Sourdough Bread Bowls
Levain (10-12 hours, overnight)
- 22 grams ripe/active starter
- 220 grams all purpose or bread flour
- 220 grams water
Bread Bowl Dough
- 450 grams ripe levain
- 800 grams water
- 1200 grams bread flour see recipe notes
- 24 grams salt
- 2-4 cups ice cubes for baking the bread
Mix Levain (1:10:10 ratio, 10-12 hours before peak)
- To a clear liquid measuring cup add 22 grams of starter, 220 grams of water and 220 grams of flour. Mix together. Cover and let sit at warm room temperature (78 F) for about 10-12 hours until the mixture has doubled in size. Once the levain has doubled in size, is bubbly and active and has reached it's peak height, it is ready to use.
Bread Bowl Dough
- Mix 450 grams of ripe levain, water, flour and salt in a bowl using a wooden spoon or dough whisk (affiliate link). The dough will look “shaggy” but will come together.
- Bulk Fermentation (4-5 hours): Cover the bowl and let it sit for an hour. After an hour, uncover the bowl and do a series of three "stretch and folds". To do this, pick up the underside of the dough and fold it on top of itself, turning the bowl after each fold and picking up a different section of the dough to fold and turn.

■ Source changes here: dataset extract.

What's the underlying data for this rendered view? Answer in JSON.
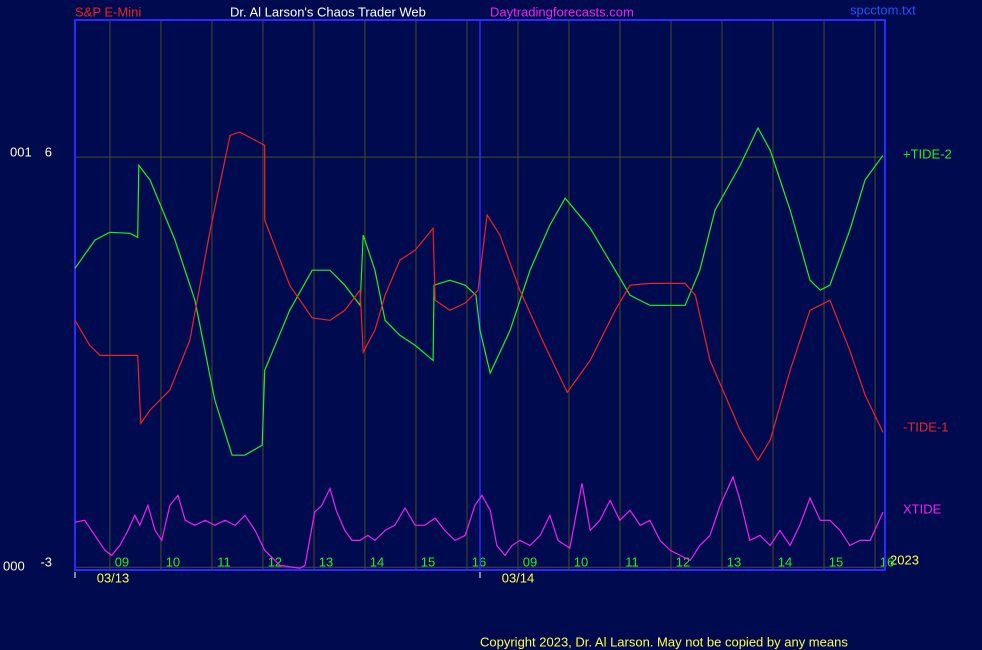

- Cover the bowl again and let it rest for another hour. Notice how the dough is coming together. It doesn’t feel shaggy anymore and is becoming more stretchy and cohesive. For the second time, do the series of three stretch and folds.
- Cover the bowl again and let it rest for another hour. Repeat the series of three stretch and folds. Let the dough rest at 78 degrees F until it has sat for a total of 4-5 hours. The dough will have risen about 30-40%, will have a few bubbles scattered around the top and will start to pull away from the edges and dome in toward the center of the bowl. If you don't notice these signs, let the dough continue bulk fermenting until you do notice them.

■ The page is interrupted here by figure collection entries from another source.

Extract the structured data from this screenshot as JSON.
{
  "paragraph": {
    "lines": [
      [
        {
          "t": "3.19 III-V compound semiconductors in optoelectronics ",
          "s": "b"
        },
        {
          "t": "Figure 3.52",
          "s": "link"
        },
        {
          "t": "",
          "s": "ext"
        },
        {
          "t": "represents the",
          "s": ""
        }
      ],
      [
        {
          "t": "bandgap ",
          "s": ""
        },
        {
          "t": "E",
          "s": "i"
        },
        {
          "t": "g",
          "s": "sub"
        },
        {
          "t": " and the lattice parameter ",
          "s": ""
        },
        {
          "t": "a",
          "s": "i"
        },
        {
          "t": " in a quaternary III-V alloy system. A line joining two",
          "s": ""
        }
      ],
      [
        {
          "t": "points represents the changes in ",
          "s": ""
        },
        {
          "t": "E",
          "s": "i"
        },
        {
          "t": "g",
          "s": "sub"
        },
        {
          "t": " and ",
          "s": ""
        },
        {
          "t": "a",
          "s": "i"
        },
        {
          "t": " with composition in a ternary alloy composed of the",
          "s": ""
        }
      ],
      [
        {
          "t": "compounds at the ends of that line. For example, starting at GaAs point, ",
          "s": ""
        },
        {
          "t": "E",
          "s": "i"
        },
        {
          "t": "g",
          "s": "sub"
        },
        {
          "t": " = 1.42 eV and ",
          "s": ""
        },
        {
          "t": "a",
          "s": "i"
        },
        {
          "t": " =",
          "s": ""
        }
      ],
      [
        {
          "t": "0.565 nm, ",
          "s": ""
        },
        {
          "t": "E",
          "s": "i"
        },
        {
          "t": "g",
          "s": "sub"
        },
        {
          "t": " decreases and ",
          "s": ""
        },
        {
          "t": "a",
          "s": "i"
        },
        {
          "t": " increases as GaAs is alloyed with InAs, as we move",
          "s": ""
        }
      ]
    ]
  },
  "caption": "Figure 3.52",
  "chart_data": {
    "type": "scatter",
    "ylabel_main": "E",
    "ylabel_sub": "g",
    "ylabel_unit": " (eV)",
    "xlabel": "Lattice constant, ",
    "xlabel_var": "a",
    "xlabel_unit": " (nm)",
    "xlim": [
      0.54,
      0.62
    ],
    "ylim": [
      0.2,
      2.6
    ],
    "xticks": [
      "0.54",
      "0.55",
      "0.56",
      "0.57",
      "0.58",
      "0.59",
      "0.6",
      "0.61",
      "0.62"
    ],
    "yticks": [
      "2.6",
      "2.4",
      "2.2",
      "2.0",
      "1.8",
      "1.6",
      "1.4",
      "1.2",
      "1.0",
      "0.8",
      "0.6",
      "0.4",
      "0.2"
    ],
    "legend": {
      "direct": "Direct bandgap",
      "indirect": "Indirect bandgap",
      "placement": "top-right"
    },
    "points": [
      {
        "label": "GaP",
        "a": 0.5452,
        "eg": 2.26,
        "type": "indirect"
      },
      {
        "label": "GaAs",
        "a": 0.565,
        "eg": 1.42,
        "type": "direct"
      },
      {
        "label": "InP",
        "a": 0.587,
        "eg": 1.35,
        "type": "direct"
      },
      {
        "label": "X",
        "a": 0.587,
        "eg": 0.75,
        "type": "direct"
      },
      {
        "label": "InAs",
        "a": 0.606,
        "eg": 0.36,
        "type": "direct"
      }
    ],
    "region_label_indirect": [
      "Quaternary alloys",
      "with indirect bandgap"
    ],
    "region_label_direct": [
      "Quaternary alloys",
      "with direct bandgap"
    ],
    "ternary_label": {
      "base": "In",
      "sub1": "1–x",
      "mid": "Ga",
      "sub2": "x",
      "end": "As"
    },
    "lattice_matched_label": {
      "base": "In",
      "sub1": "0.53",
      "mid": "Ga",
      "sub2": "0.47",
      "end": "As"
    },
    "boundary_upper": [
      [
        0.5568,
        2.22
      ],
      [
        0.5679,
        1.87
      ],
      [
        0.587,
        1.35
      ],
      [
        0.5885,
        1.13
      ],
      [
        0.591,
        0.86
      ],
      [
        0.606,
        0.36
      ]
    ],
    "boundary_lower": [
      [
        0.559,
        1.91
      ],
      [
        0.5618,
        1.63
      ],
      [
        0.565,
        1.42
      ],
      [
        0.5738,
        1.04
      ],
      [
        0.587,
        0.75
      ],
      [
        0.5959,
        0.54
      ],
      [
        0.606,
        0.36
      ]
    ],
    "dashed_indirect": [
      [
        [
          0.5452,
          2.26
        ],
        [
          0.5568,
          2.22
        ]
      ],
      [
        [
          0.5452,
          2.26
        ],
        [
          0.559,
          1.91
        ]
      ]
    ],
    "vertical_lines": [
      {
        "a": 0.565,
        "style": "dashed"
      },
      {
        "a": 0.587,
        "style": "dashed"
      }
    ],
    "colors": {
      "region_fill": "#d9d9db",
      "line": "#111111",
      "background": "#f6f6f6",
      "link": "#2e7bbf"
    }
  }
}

- Cold Fermentation: Cover the bowl with plastic wrap or a lid and put it in the refrigerator to rest overnight. The dough can stay in the refrigerator for 8 to 48 hours. See recipe notes for instructions on baking the same day.

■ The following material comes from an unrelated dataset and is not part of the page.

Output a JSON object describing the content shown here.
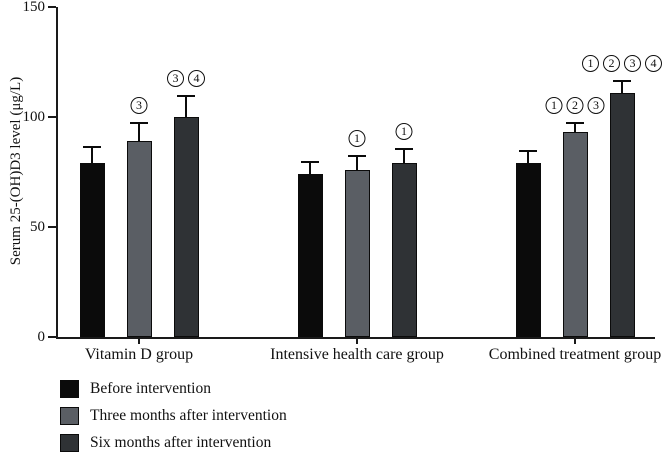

- Shape the Bread Bowls: Take the dough out of the fridge. Separate into 10 pieces, about 240 grams each. If you prefer larger bread bowl, separate into 8 pieces. Use a bench scraper and wet fingers to shape each piece into a round ball. Tuck the dough under itself, turn, create tension and shape into a round ball.
- Prepare two pieces of parchment paper the size of the baking stone. Place five balls of dough on one piece of parchment paper. Repeat with the other five balls. Let the dough rest for 1-2 hours.
- Prepare the Oven: Put a baking stone in the oven and pre-heat the stone and oven to 475 degrees for about 30-45 minutes.
- Scoring: After the oven has pre-heated, score each ball of dough with a bread lame.
- Baking (20-30 minutes per batch): Place a pan filled with 1 cup of ice cubes on the bottom rack of the oven OR toss 1 cup of ice cubes into the bottom of your oven. Using a pizza peel or large cutting board, launch the five dough balls into the oven, on top of the pizza stone. Reduce temperature to 450 degrees F. Bake for 15 minutes without opening the oven. After 15 minutes remove the pan from the oven. Bake for another 10-15 minutes until desired color.
- To bake the second batch, pre-heat the oven and baking stone for about 10 minutes before baking the next batch. Add more ice and bake the last bread bowls.
- Let bread bowls cool completely before cutting open. Cut into the bread bowl at an angle and cut out the top. Use your fingers to pull out the inside of the bread, leaving the crust to serve as a bowl. Ladle soup into the bread bowl and enjoy!